La participación popular en el debate constitucional toma cuerpo, por lo que vale la pena concentrarnos en lo que debatiremos. El Gobierno propone tres grandes tópicos. El primero es el de los valores y los principios. Aún desconocemos las preguntas que guiarán la deliberación en esta materia.
Una Constitución no puede sino fundarse en objetivos: Organizar el poder político y con ello limitarlo para así garantizar gobernabilidad; libertad, igualdad, orden, alternancia en el poder y limpieza en la competencia política deben guiar cualquier texto que merezca ese nombre.
Cosa diversa es si una Constitución debe expresar esos principios, haciéndolos explícitos. La de 1980 los tiene en abundancia, especialmente en su capítulo primero. Allí se proclama, por ejemplo, que el Estado está al servicio de la persona, que reconoce y ampara a los grupos intermedios y garantiza su autonomía, que su finalidad es promover el bien común; que la familia es el núcleo fundamental de la sociedad y hasta define los emblemas nacionales.
No siempre nuestras cartas se dejaron llevar por este lirismo. La del 25 era en esto más escueta y normativa, disponiendo, por ejemplo, que el Estado de Chile era unitario y que su gobierno, republicano, democrático y representativo. La de 1833 se contentó con establecer que el gobierno era popular y representativo, que la República era una e indivisible y que la soberanía residía esencialmente en la Nación. La más longeva, la de los Estados Unidos, limita su preámbulo a unas pocas líneas, en las que explica las razones por las que el pueblo se ha dado una Constitución. La alemana no contiene capítulo alguno de valores y principios explícitos.

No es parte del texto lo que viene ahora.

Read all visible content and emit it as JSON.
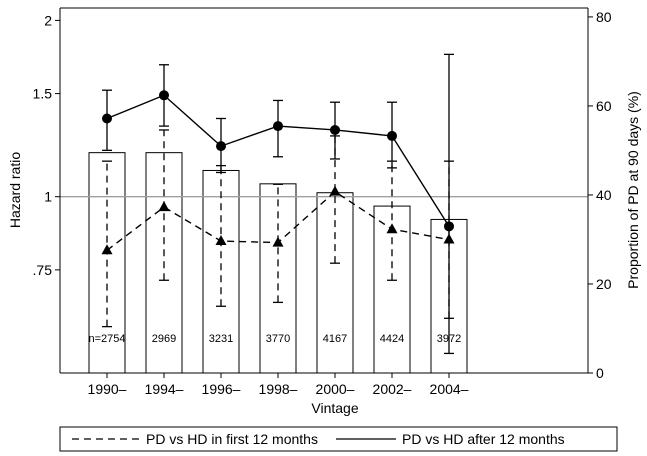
{
  "chart_data": {
    "type": "bar+line",
    "xlabel": "Vintage",
    "ylabel_left": "Hazard ratio",
    "ylabel_right": "Proportion of PD at 90 days (%)",
    "categories": [
      "1990–",
      "1994–",
      "1996–",
      "1998–",
      "2000–",
      "2002–",
      "2004–"
    ],
    "left_axis": {
      "scale": "log",
      "ticks": [
        0.75,
        1,
        1.5,
        2
      ],
      "tick_labels": [
        ".75",
        "1",
        "1.5",
        "2"
      ],
      "range": [
        0.5,
        2.1
      ],
      "reference_line": 1
    },
    "right_axis": {
      "ticks": [
        0,
        20,
        40,
        60,
        80
      ],
      "tick_labels": [
        "0",
        "20",
        "40",
        "60",
        "80"
      ],
      "range": [
        0,
        82
      ]
    },
    "bars": {
      "name": "Proportion of PD at 90 days (%)",
      "values": [
        49.5,
        49.5,
        45.5,
        42.5,
        40.5,
        37.5,
        34.5
      ],
      "labels": [
        "n=2754",
        "2969",
        "3231",
        "3770",
        "4167",
        "4424",
        "3972"
      ]
    },
    "series": [
      {
        "name": "PD vs HD in first 12 months",
        "style": "dashed",
        "marker": "triangle",
        "values": [
          0.81,
          0.96,
          0.84,
          0.835,
          1.02,
          0.88,
          0.845
        ],
        "ci_low": [
          0.6,
          0.72,
          0.65,
          0.66,
          0.77,
          0.72,
          0.62
        ],
        "ci_high": [
          1.15,
          1.3,
          1.13,
          1.05,
          1.27,
          1.15,
          1.15
        ]
      },
      {
        "name": "PD vs HD after 12 months",
        "style": "solid",
        "marker": "circle",
        "values": [
          1.36,
          1.49,
          1.22,
          1.32,
          1.3,
          1.27,
          0.89
        ],
        "ci_low": [
          1.2,
          1.32,
          1.1,
          1.17,
          1.16,
          1.12,
          0.54
        ],
        "ci_high": [
          1.52,
          1.68,
          1.36,
          1.46,
          1.45,
          1.45,
          1.75
        ]
      }
    ],
    "legend": {
      "placement": "bottom",
      "entries": [
        "PD vs HD in first 12 months",
        "PD vs HD after 12 months"
      ]
    },
    "grid": false
  }
}
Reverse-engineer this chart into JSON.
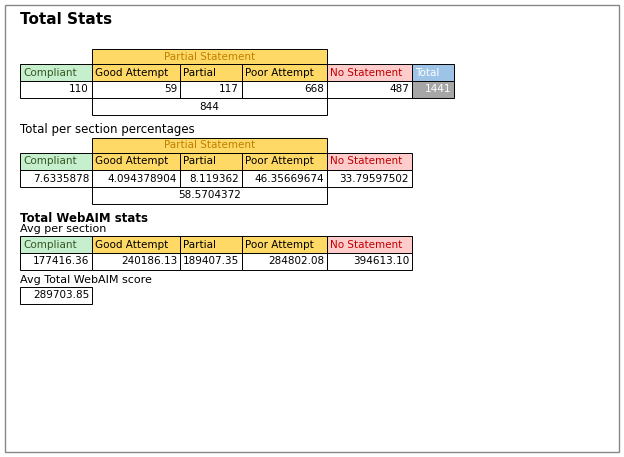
{
  "title": "Total Stats",
  "bg_color": "#ffffff",
  "section1_header": "Partial Statement",
  "col_headers_1": [
    "Compliant",
    "Good Attempt",
    "Partial",
    "Poor Attempt",
    "No Statement",
    "Total"
  ],
  "row1_values": [
    "110",
    "59",
    "117",
    "668",
    "487",
    "1441"
  ],
  "subtotal_1": "844",
  "section2_title": "Total per section percentages",
  "section2_header": "Partial Statement",
  "col_headers_2": [
    "Compliant",
    "Good Attempt",
    "Partial",
    "Poor Attempt",
    "No Statement"
  ],
  "row2_values": [
    "7.6335878",
    "4.094378904",
    "8.119362",
    "46.35669674",
    "33.79597502"
  ],
  "subtotal_2": "58.5704372",
  "section3_title": "Total WebAIM stats",
  "section3_subtitle": "Avg per section",
  "col_headers_3": [
    "Compliant",
    "Good Attempt",
    "Partial",
    "Poor Attempt",
    "No Statement"
  ],
  "row3_values": [
    "177416.36",
    "240186.13",
    "189407.35",
    "284802.08",
    "394613.10"
  ],
  "section4_label": "Avg Total WebAIM score",
  "section4_value": "289703.85",
  "color_compliant_bg": "#c6efce",
  "color_compliant_text": "#375623",
  "color_partial_stmt_bg": "#ffd966",
  "color_partial_stmt_text": "#c08000",
  "color_good_attempt_bg": "#ffd966",
  "color_good_attempt_text": "#000000",
  "color_partial_bg": "#ffd966",
  "color_partial_text": "#000000",
  "color_poor_attempt_bg": "#ffd966",
  "color_poor_attempt_text": "#000000",
  "color_no_stmt_bg": "#ffcccc",
  "color_no_stmt_text": "#c00000",
  "color_total_bg": "#9dc3e6",
  "color_total_text": "#ffffff",
  "color_total_val_bg": "#a6a6a6",
  "color_total_val_text": "#ffffff",
  "color_cell_bg": "#ffffff",
  "color_cell_text": "#000000",
  "color_border": "#000000",
  "color_outer_border": "#888888"
}
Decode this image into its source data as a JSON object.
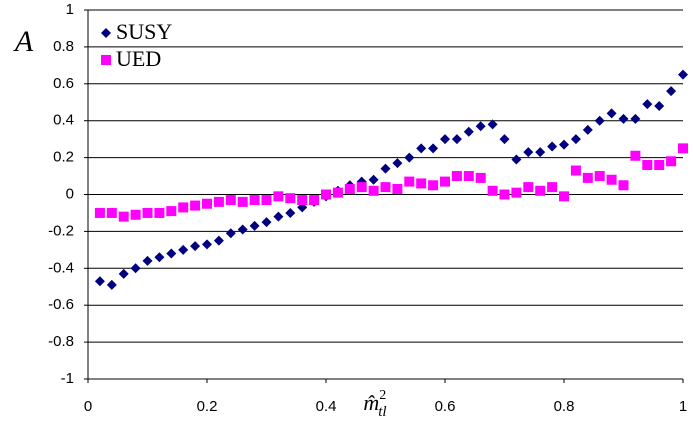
{
  "chart_data": {
    "type": "scatter",
    "y_label": "A",
    "x_label": "m̂",
    "x_label_sup": "2",
    "x_label_sub": "tl",
    "x": [
      0.02,
      0.04,
      0.06,
      0.08,
      0.1,
      0.12,
      0.14,
      0.16,
      0.18,
      0.2,
      0.22,
      0.24,
      0.26,
      0.28,
      0.3,
      0.32,
      0.34,
      0.36,
      0.38,
      0.4,
      0.42,
      0.44,
      0.46,
      0.48,
      0.5,
      0.52,
      0.54,
      0.56,
      0.58,
      0.6,
      0.62,
      0.64,
      0.66,
      0.68,
      0.7,
      0.72,
      0.74,
      0.76,
      0.78,
      0.8,
      0.82,
      0.84,
      0.86,
      0.88,
      0.9,
      0.92,
      0.94,
      0.96,
      0.98,
      1.0
    ],
    "series": [
      {
        "name": "SUSY",
        "color": "#000080",
        "marker": "diamond",
        "values": [
          -0.47,
          -0.49,
          -0.43,
          -0.4,
          -0.36,
          -0.34,
          -0.32,
          -0.3,
          -0.28,
          -0.27,
          -0.25,
          -0.21,
          -0.19,
          -0.17,
          -0.15,
          -0.12,
          -0.1,
          -0.07,
          -0.04,
          -0.01,
          0.02,
          0.05,
          0.07,
          0.08,
          0.14,
          0.17,
          0.2,
          0.25,
          0.25,
          0.3,
          0.3,
          0.34,
          0.37,
          0.38,
          0.3,
          0.19,
          0.23,
          0.23,
          0.26,
          0.27,
          0.3,
          0.35,
          0.4,
          0.44,
          0.41,
          0.41,
          0.49,
          0.48,
          0.56,
          0.65
        ]
      },
      {
        "name": "UED",
        "color": "#ff00ff",
        "marker": "square",
        "values": [
          -0.1,
          -0.1,
          -0.12,
          -0.11,
          -0.1,
          -0.1,
          -0.09,
          -0.07,
          -0.06,
          -0.05,
          -0.04,
          -0.03,
          -0.04,
          -0.03,
          -0.03,
          -0.01,
          -0.02,
          -0.03,
          -0.03,
          0.0,
          0.01,
          0.03,
          0.04,
          0.02,
          0.04,
          0.03,
          0.07,
          0.06,
          0.05,
          0.07,
          0.1,
          0.1,
          0.09,
          0.02,
          0.0,
          0.01,
          0.04,
          0.02,
          0.04,
          -0.01,
          0.13,
          0.09,
          0.1,
          0.08,
          0.05,
          0.21,
          0.16,
          0.16,
          0.18,
          0.25
        ]
      }
    ],
    "xlim": [
      0,
      1
    ],
    "xticks": [
      0,
      0.2,
      0.4,
      0.6,
      0.8,
      1
    ],
    "ylim": [
      -1,
      1
    ],
    "yticks": [
      -1,
      -0.8,
      -0.6,
      -0.4,
      -0.2,
      0,
      0.2,
      0.4,
      0.6,
      0.8,
      1
    ],
    "grid": true,
    "legend": "upper-left"
  }
}
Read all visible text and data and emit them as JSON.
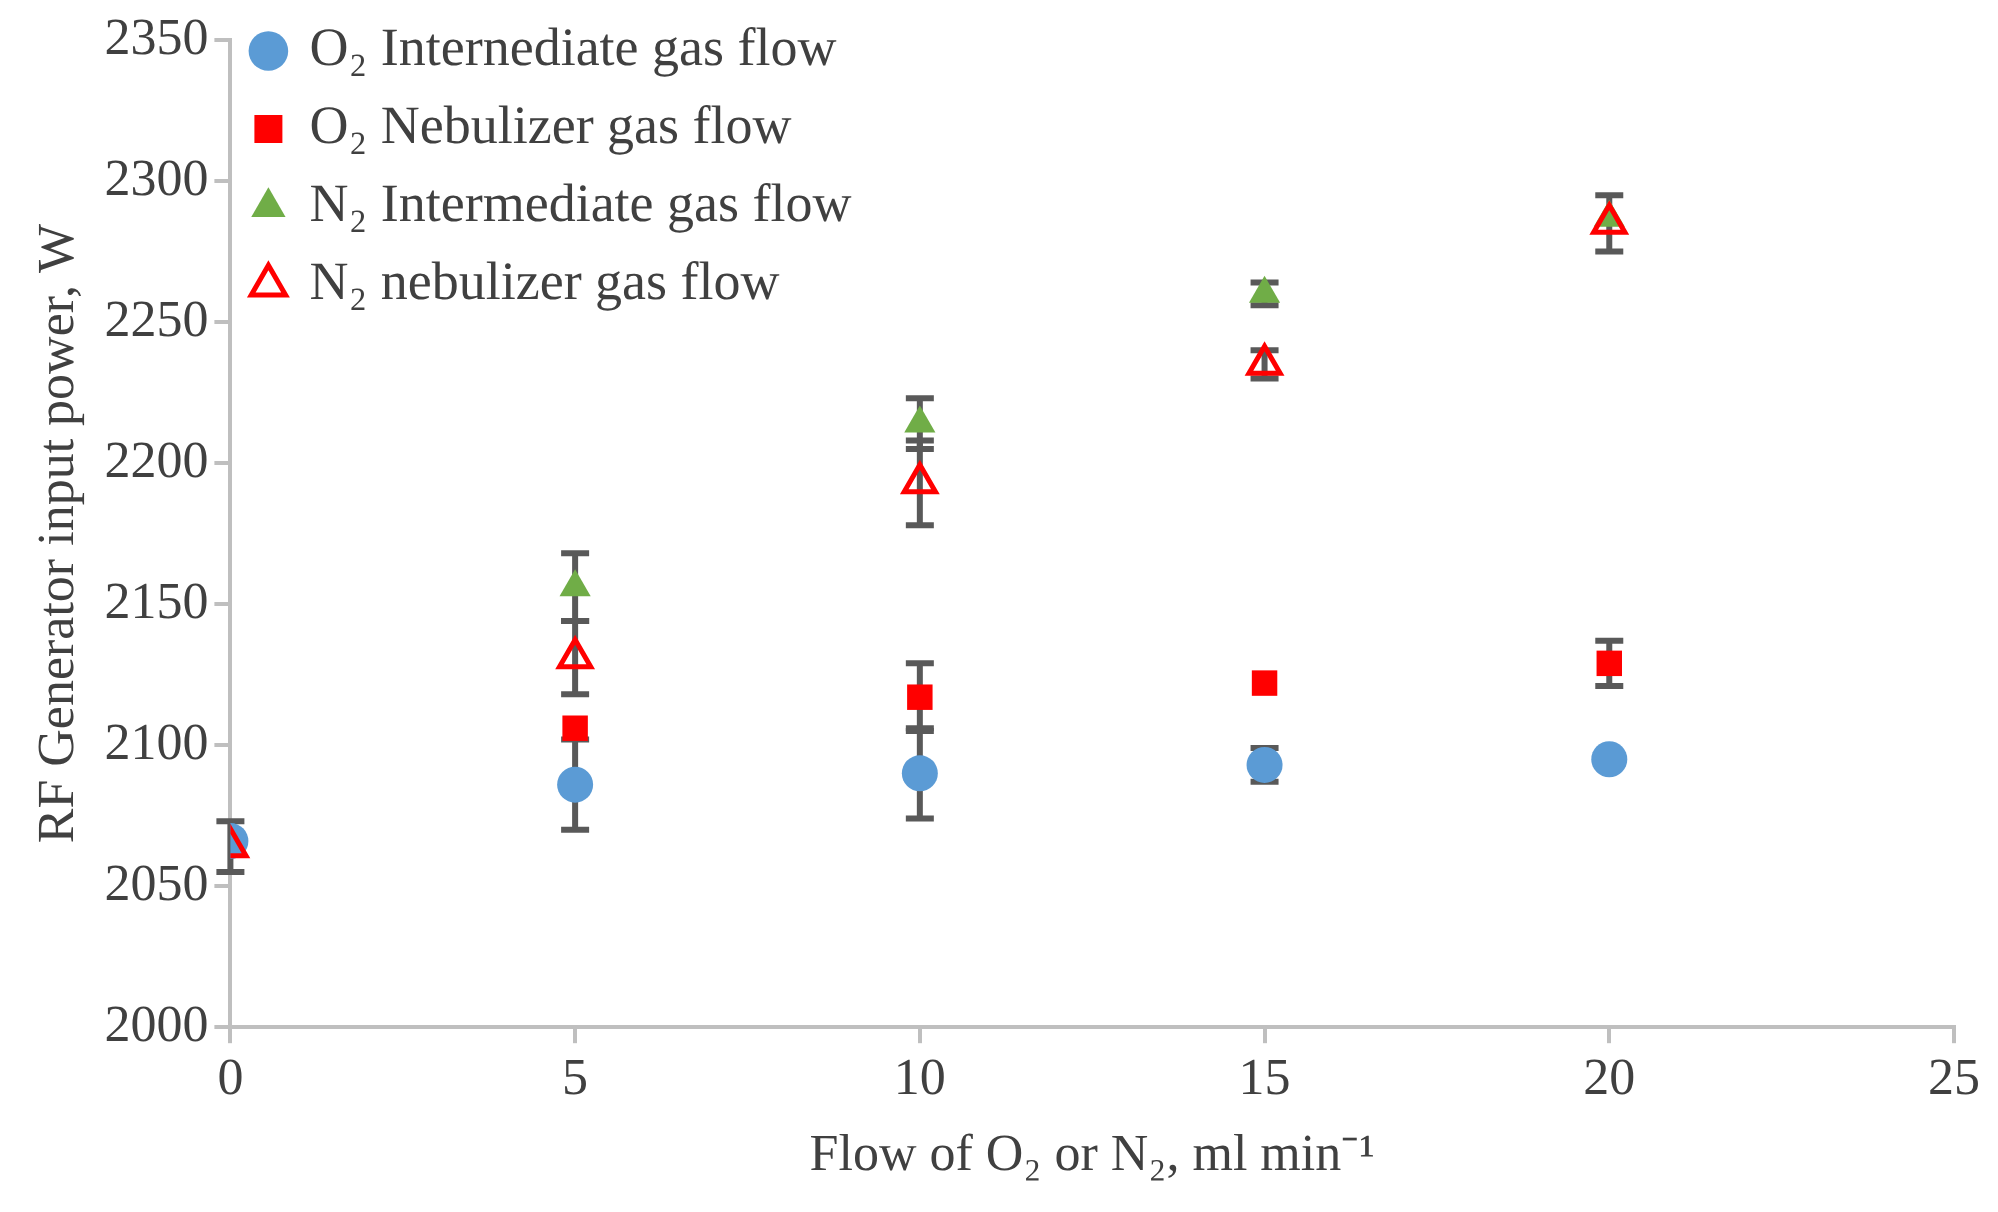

La decisión de si incluir o no principios, cuántos y cuáles, está lejos de ser una cuestión baladí o puramente estética. Desde luego, en ello se jugará en parte si lo que vamos a escribir es un conjunto de normas para regular al Estado y la actividad política o si vamos a intentar fijar los contornos del orden social, cultural y hasta familiar. La Constitución del 80 quiso fijar esos órdenes por temor a dejarlos al albedrío de la libertad personal o de los subsiguientes debates democráticos. Difícilmente podríamos volver a hacerlo con una excusa distinta al temor a la libre determinación popular. ¿Por qué no dejar a la deliberación y determinación política si el Estado de Chile será solidario o subsidiario, si el individuo o la familia y cuáles de ellas son el núcleo fundamental de la sociedad? ¿Por qué no dejar que las políticas públicas surgidas en democracia definan el tipo de organizaciones sociales que deben ser reforzadas y la forma en que habrá de reconocerse a los pueblos originarios? Tan solo el temor, la desconfianza al libre juego democrático y la pretensión arrogante de fijar, de una vez y para siempre, la rueda de la fortuna pueden justificar la abundancia de tinta en esta materia.
En segundo lugar, como toda Constitución es esencialmente un modo de distribuir poder, la inclusión de principios no escapa a ello. Elaborados de forma necesariamente vaga y abierta, ellos se constituyen en un aliciente y un poderoso instrumento para que los jueces, invocándolos y dotándolos del contenido conforme a sus personales preferencias, invaliden decisiones de los poderes representativos. Entre más literatura de principios, menos poder a las autoridades elegidas y políticamente responsables, y más para la clase de los juristas.
En favor de una democracia menos protegida abogo entonces por una Constitución parca en estas grandilocuencias. Abogo por una Constitución que, por medio de reglas, fije los cauces políticos que mejor garanticen alcanzar esos grandes y cambiantes valores que nos unen. Abogo por que cuando les pregunten por los principios, quienes participen del proceso respondan que los menos posibles. Bastaría con proclamar que somos una república democrática y luego esmerarnos en establecer reglas capaces de hacerlo carne y aumentar su alicaído prestigio.